A Word for JoePa

Posted: January 24, 2012 in NCAA
Tags: , , ,

We’ll never see the likes of Joe Paterno again. He spent 61 years coaching at the same school, the last 46 as head coach. In a profession where 10 years is a good run and 20 years is a career, 61 years – or 46 – is so far off the charts that we truly can’t comprehend it.

That he won 409 games – more than 9 a season —  is remarkable but not as remarkable as his influence on the 1,000 young men he mentored and the millions of lives he impact.

All of his accomplishments, of course, make the end of his career all the sadder. I’m in no way excusing him for his horrible lack of judgment during his last 10 years when he did little or nothing about the possibility of boys being sexually abused. His failure is a mistake that cannot – should not – be erased, but it doesn’t mean his accomplishments were in vain.

In the end, the world was a better place because of Joe Paterno.

  1. Terri says:

    Why isn’t anyone saying anything about the ex Raiders QB who actually witnessed that act…who should’ve knocked the $#!+ out of sandusky and called the police! That was no teen student he was a grown man, a college graduate who could and should have stopped sandusky! He’s no hero he’s a sorry excuse for a human being! Paterno saw nothing and reported what he was told and the superiors covered it up then fired him…they are just as guilty as the so-called whistle blower.
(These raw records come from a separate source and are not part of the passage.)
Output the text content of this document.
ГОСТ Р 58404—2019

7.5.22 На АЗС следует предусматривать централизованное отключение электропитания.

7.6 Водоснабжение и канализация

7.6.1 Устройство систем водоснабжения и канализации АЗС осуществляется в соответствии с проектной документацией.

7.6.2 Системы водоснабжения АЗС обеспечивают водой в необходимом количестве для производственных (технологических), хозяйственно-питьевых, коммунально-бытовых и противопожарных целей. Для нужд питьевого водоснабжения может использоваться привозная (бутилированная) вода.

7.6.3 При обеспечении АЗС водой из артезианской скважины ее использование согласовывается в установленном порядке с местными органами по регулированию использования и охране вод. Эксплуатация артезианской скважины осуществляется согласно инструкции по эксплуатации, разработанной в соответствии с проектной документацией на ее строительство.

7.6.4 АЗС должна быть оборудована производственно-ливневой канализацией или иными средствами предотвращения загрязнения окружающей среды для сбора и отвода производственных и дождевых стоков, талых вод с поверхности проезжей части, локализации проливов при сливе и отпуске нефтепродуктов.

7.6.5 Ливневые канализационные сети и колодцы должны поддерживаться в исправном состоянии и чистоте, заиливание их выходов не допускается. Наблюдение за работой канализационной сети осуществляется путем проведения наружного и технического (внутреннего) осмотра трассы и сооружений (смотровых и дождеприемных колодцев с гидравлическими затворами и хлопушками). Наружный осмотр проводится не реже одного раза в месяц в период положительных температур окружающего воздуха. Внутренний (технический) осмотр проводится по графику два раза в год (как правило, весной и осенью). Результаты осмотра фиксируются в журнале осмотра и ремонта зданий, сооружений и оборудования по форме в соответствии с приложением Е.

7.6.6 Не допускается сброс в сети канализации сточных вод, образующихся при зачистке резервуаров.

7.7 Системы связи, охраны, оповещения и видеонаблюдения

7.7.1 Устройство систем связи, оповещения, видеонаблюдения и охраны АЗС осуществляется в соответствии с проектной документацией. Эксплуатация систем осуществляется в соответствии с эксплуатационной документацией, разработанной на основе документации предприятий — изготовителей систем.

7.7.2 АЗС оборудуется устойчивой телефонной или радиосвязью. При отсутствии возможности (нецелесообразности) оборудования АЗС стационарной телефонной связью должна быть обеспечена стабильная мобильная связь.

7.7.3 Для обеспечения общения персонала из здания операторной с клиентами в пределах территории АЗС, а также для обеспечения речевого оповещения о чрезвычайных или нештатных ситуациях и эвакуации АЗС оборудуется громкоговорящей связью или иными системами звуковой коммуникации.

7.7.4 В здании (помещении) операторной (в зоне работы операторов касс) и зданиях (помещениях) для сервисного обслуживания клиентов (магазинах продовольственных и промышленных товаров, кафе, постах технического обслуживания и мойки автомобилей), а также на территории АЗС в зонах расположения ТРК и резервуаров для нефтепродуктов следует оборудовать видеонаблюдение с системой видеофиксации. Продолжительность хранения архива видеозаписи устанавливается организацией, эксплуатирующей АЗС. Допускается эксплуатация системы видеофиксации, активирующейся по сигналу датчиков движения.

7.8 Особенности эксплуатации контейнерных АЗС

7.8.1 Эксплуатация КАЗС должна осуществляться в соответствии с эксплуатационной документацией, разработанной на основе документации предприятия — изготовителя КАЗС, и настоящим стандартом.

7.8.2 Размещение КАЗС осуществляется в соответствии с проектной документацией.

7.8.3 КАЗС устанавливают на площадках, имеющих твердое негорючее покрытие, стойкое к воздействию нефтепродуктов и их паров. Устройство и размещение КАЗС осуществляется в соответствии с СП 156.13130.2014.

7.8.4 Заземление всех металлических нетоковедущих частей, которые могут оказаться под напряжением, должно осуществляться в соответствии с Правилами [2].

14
Shame on all of you who continue to blame Joe Paterno and not the actual witness and the School’s superiors 😦

  2. Jim - PSU Alumni says:

    Terri, I agree with what you are saying about Mcqueary, but not sure if he was a Raiders QB. He was a 25 year old man. But to add to your comment, I received this yesterday from a Pennsylvania Police Officer:
    I’d like to set something straight for those (even Joepa’s supporters) who are writing and saying Joepa made an error in judgment or failed in his leadership by not calling the police or “following up” on what McQueary told him. He did not make an error or fail to follow up. He did what every other teacher and/or sch…ool employee does in Pennsylvania every day. When they learn of such an allegation (usually directly from a student victim), they report it to the guidance office and/or principle, who then reports it to Children & Youth Services, who then notifies police. This is without exception and is and has been accepted protocol in PA for years. It is not the responsibility of the teacher to follow up because he/she expects the administration officials to properly report it. Additionally, the police will not share details of the investigation with the teacher, outside of possibly interviewing him/her. Believe me, we (police) don’t want people doing their own investigation or follow-up. How do I know this? I investigate and prosecute these crimes every day and have done so for 17 years. I’m tired of hearing that Joepa made a mistake by not contacting police. Not only did he follow the law in PA, he followed normal protocol which is in place for a reason. If Joe made a mistake and deserved to be fired, then we should be firing hundreds of teachers every year. Joe did NOT make a mistake and those who say he did have no idea what they are talking about. I hope Freeh and his people look into child abuse reporting protocol in PA so Joepa’s actions can be placed in the proper perspective. I’m sorry this is so long, but it needed to be made clear to those unfamiliar with these investigations, which I imagine is most people.

    • Randy says:

      It’s clear that Joe had a larger moral responsibilty to follow up on the reported sexual assult on children perpetrated by one of his long time assistants on campus.
      Joe knew it, the police know it, the Board of Trustees knows it and so do most alumni.